Does the minister agree with Mr Kohler that:
It clearly cannot be left to the marketplace to work out.
I thank Senator Murray for the question and I am certainly excluding him from any allusion to being a ‘wild boy from the west’! I note that he certainly does take a very keen interest in these matters. I do not want to comment too much on the specifics of Alinta and the proposed management buyout of that company, although I do agree that some of the matters in respect of the Alinta arrangements are certainly ones that are now under scrutiny—at least under investigation—by the regulator. I am aware that Alinta’s chair, CEO, three other executives and the company’s former adviser, Macquarie Bank, were involved in a proposal for a management buyout of Alinta and that the CEO and chair resigned as directors in response to concerns about possible conflicts of interest. Those conflicts apparently look to be very real. Macquarie, of course, has publicly denied that it used any information obtained in its advisory role to further the management buyout proposal. I am also aware that questions have been raised by commentators, including Mr Kohler, as to whether the Alinta board disclosed the offer to the market soon enough to meet continuous disclosure obligations, so that is obviously another matter under scrutiny.
The regulator announced on 18 January 2007, and this has now been put on its website, that it had been making appropriate inquiries regarding developments with Alinta and Macquarie. It believes the laws in relation to directors’ duties—that is, the framework—are clear and they apply to all forms of takeovers. A very key aspect of those duties is that it is the responsibility of directors to ensure the market is properly informed and that people act appropriately, that directors have a duty to avoid creating a conflict of interest between the directors’ personal interests and those of the company and shareholders. The law also requires financial service licensees and, in this case, Macquarie to manage any conflicts of interest. When ASIC identifies any conduct it reasonably believes might step outside the boundaries of the law, it can and will act. This certainly flags that ASIC is on the case, and it is a matter for ASIC, with great respect, to determine whether contraventions of the Corporations Act have in fact occurred and to take appropriate action based on the evidence before it. It is clear, I would submit to the Senate and to Senator Murray, who has asked the question, that there are very clear provisions in the existing law that deal with directors’ duties, disclosure and conflicts of interest. It is a matter that I think is entirely and appropriately a matter for the regulator. There does not appear to be any doubt as to the legal obligations and clarity of the law surrounding directors’ duties.

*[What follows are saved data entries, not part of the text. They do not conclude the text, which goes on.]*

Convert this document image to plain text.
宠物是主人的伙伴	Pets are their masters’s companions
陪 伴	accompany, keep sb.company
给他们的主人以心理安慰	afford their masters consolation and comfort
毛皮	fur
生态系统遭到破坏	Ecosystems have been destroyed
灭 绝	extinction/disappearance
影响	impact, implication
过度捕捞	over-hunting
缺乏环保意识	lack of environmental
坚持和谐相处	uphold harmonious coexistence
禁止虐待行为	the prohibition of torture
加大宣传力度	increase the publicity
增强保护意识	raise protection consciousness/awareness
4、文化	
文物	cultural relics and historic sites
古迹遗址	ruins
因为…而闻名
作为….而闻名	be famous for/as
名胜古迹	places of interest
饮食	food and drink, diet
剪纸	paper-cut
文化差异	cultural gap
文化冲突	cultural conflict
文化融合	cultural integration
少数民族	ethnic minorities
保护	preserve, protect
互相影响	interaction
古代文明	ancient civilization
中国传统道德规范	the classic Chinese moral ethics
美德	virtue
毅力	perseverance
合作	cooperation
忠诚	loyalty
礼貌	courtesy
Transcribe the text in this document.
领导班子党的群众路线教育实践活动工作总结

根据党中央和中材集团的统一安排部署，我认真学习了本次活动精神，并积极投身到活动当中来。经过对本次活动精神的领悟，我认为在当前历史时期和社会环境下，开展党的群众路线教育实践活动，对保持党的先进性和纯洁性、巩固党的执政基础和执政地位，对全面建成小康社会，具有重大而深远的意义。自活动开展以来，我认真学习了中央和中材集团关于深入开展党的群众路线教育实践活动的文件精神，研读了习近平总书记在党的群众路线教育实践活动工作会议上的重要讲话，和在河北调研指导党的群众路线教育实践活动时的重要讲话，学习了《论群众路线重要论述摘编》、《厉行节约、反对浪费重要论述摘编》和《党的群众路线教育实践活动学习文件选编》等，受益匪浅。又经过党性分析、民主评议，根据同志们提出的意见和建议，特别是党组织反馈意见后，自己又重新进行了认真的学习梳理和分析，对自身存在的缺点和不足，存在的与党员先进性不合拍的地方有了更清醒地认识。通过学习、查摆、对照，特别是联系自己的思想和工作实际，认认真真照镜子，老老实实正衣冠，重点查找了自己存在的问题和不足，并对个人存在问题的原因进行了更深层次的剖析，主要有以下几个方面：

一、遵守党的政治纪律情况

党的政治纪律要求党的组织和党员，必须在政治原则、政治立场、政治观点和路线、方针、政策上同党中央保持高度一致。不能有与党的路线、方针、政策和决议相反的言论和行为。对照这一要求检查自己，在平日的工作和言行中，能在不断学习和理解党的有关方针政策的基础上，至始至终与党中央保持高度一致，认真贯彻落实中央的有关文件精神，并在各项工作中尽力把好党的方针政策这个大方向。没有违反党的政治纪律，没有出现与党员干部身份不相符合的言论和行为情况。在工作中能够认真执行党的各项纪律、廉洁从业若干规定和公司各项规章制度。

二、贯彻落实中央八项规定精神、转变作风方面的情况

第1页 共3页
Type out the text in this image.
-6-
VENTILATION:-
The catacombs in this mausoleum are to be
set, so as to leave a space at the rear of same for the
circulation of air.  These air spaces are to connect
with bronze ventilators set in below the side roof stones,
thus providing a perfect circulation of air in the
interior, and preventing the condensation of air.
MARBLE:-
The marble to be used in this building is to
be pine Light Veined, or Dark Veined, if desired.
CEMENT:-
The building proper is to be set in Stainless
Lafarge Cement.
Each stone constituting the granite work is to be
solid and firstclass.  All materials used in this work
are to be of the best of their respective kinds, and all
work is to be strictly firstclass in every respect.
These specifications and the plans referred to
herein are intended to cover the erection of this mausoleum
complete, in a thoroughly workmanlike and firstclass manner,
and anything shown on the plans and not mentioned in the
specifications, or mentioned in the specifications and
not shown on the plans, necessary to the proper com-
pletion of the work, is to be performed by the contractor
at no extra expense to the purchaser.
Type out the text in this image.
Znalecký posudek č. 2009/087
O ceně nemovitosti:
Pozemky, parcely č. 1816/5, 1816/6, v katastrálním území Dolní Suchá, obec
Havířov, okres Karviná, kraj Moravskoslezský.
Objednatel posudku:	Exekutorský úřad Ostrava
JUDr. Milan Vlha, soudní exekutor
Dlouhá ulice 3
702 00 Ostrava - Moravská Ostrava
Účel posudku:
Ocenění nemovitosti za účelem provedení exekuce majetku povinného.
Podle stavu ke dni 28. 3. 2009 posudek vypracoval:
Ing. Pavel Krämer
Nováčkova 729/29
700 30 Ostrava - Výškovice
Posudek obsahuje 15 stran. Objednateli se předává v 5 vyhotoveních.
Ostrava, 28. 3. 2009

It is appropriate that ASIC should do its work.
Mr President, I ask a supplementary question. I appreciate the minister’s answer and I am aware that ASIC are looking into the matter but I am not satisfied that the law is as clear as the minister might hope. In view of the problems identified in Mr Kohler’s article and general disquiet over matters like these, will the minister undertake to strengthen Corporations Law if ASIC finds that its current powers to investigate and act on conflicts of interest, the actions of directors and the level of management fees involved in these types of transactions are unclear or inadequate? In that case, will the government consider asking ASIC or CAMAC or both to formally review these and similar issues?
I thank Senator Murray for his supplementary question. I think it is appropriate that ASIC should continue to do its work in the way in which it has indicated it will on this and other matters. The general proposition is that the government will continue to ensure that regulatory settings are appropriate in the light of both market developments and investigations that might indicate any lack of clarity, certainty or reach where it is appropriate. That is an affirmative that the government will continue to ensure that the settings are appropriate as matters unfold.